We also found a significant positive correlation between the scores of the SF-36 and WOMAC questionnaires (r = 0.642, p < 0.001) and between the ROM and the WOMAC questionnaire score (r = 0.478, p < 0.001). Further, ROM and SF-36 showed a weak positive correlation (r = 0.248, p = 0.026). BMI was not significantly correlated with the WOMAC or SF-36 scores or any of the subscales (p > 0.05). Also, age was not significantly correlated with the WOMAC score or any of its subscales (p > 0.05). Age had a weak negative correlation with the pain subscale of SF-36 (r = − 0.255, p = 0.22), even though it was not correlated with the total score or other subscales (p > 0.05).

Discussion

In this study, we evaluated the patient-reported functional outcome using the WOMAC questionnaire and QoL using the SF-36 questionnaire and after TPF and compared QoL with a matched control group. The QoL in patients was not significantly different from the control group, either in the total score or in any specific items. We found no correlation between age and ROM, the WOMAC score, or any of its subscales; however, we found a weak negative correlation between age and pain subscale of SF-36. Furthermore, BMI had no correlation with ROM, the WOMAC or SF-36 scores, or any subscales.

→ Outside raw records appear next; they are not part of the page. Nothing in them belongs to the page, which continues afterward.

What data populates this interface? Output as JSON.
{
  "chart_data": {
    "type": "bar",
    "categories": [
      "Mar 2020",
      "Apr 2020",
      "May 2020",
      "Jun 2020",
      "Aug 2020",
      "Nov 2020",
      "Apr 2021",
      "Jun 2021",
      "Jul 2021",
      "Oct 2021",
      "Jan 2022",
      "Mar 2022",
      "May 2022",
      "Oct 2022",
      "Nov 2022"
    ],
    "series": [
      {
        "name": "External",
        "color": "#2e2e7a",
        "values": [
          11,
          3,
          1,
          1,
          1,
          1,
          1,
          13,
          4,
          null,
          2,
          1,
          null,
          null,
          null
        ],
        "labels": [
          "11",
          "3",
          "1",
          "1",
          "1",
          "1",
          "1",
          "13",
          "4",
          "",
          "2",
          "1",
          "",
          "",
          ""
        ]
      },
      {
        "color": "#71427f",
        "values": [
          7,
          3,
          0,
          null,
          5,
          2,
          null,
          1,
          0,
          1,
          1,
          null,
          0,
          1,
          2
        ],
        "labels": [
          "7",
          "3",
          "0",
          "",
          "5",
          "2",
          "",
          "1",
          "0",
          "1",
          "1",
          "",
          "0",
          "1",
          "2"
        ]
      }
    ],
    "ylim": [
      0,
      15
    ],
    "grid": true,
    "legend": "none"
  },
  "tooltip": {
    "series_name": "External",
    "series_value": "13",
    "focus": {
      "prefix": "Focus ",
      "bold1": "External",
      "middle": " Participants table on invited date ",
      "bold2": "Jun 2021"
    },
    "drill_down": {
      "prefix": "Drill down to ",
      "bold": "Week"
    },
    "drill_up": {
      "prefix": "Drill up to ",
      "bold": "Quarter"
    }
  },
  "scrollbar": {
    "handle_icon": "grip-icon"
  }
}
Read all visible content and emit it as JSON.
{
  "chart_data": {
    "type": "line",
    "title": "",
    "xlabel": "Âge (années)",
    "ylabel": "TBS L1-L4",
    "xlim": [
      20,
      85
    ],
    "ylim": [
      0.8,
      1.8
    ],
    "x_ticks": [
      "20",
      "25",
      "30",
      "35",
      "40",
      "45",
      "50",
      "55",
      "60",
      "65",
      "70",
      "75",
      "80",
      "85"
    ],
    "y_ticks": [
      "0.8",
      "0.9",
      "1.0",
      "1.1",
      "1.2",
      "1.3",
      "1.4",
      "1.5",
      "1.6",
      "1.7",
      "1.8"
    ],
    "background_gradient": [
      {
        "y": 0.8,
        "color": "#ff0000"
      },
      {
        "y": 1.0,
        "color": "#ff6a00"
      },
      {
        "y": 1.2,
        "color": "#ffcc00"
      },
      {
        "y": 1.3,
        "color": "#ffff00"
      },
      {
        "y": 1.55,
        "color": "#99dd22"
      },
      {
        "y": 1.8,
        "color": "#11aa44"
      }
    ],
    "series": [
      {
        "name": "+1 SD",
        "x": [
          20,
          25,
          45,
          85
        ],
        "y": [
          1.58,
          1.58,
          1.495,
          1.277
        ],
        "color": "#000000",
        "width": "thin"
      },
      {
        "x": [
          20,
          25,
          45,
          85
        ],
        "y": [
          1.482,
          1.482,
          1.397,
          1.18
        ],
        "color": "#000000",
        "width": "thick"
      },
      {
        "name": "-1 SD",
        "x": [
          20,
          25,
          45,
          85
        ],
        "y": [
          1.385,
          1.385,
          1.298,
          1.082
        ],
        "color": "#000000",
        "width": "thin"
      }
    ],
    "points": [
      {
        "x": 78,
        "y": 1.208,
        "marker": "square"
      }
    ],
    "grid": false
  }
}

Elsøe et al. Evaluated QoL, functional and radiological outcomes in 28 patients with lateral TPF. They showed that patients had a high level of satisfaction and their functional outcomes were not significantly different from the reference population [26]. These results were consistent with our study, which shows that patients with PTF regain their functional ability after surgery as before the fracture. These findings show the quality of life of patients with TPF after surgery, which consists of different dimensions such as pain, energy/fatigue, role limitations due to physical health, physical functioning, role limitations due to emotional problems, emotional well-being, social functioning and general health, was not different in the case and control groups.

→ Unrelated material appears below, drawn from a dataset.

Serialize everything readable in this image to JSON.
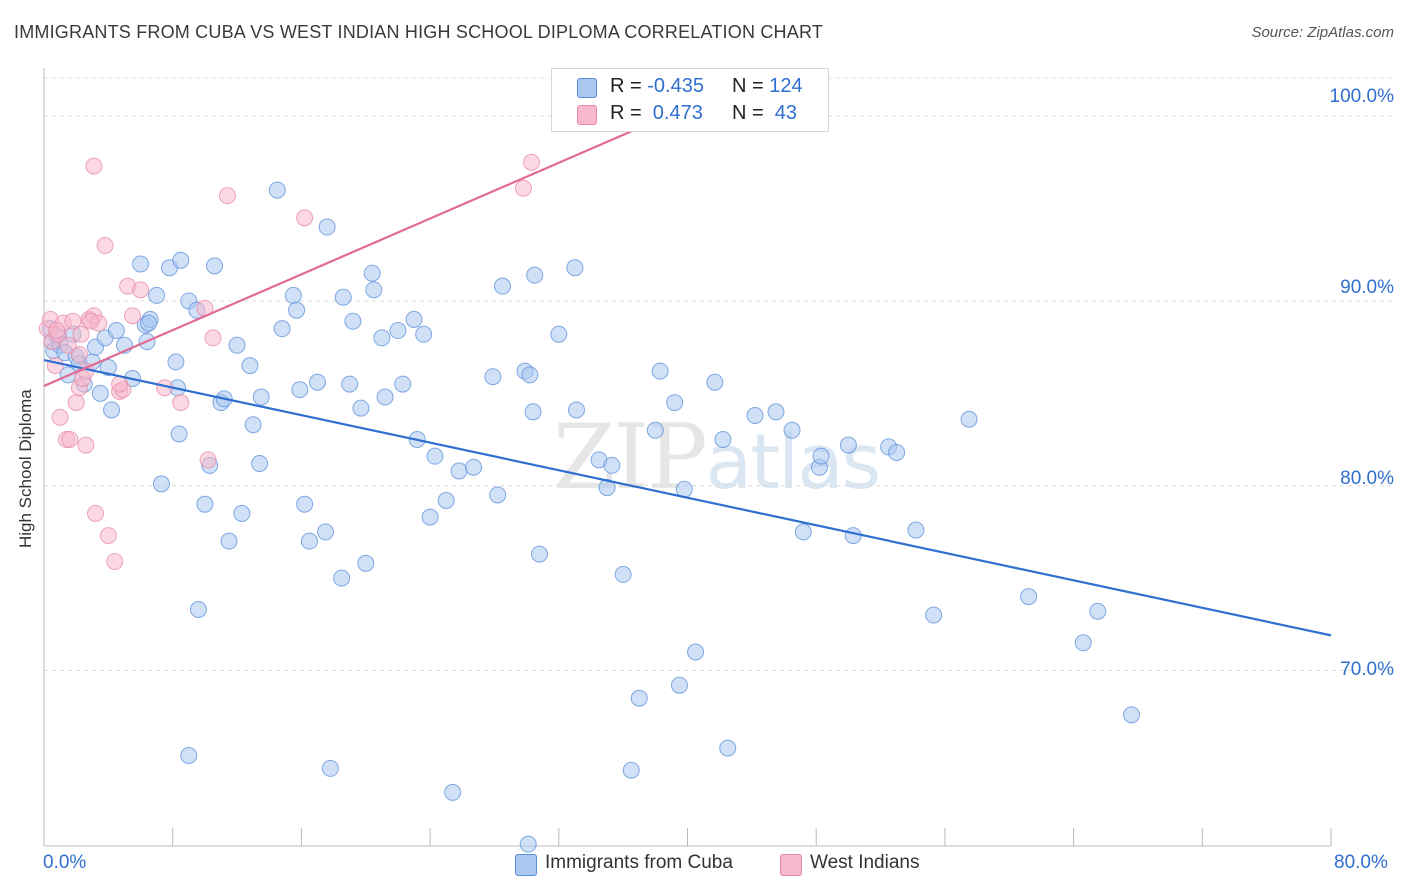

As already mentioned, TPF can result in OA [3, 32]. Vandreumel et al.,(7) Assessed 71 consecutive patients with TPF to evaluate mid- to long-term functional outcomes after surgical treatment of TPF. In their study, they did not report a relationship between mean WOMAC score and age for any subscale. These findings align with our results that age and BMI do not affect the WOMAC score. These findings show that TPF surgery significantly improves functional outcomes (WOMAC score and SF-36 score) of patients, regardless of the demographic characteristics of patients (such as BMI and age). The reason for the difference between this finding in our study and other studies can be justified due to the fact that the case and control groups are identical (with the aim of controlling confounders. Another study reported that treating TPF results in 73.3% excellent to good functional outcomes and satisfactory QoL assessment [18]. This report is concordant with our findings.

The fact that the literature regarding the functional outcome of surgically treated TPF is controversial may be due to different inclusion criteria, various classification systems and fixation techniques, or missing functional outcome data [33].

Our studies had weak and strong points that should be pointed out. The first limitation of the study is the retrospective design which causes known limitations. Also, in this study, we did not report the type of fracture and treatment method, which could be noteworthy. Moreover, the patients were followed for less than ten years; thus, we could not report long-term outcomes.

Conclusion

Our study showed, the TPF although challenging, do not necessarily result in inferior QoL. As we found that the QoL of patients after surgical treatment of TPF was not significantly different from that of a matched control group. Also, neither age nor BMI correlates with the QoL and functional outcomes as measured by SF-36 and WOMAC questionnaires.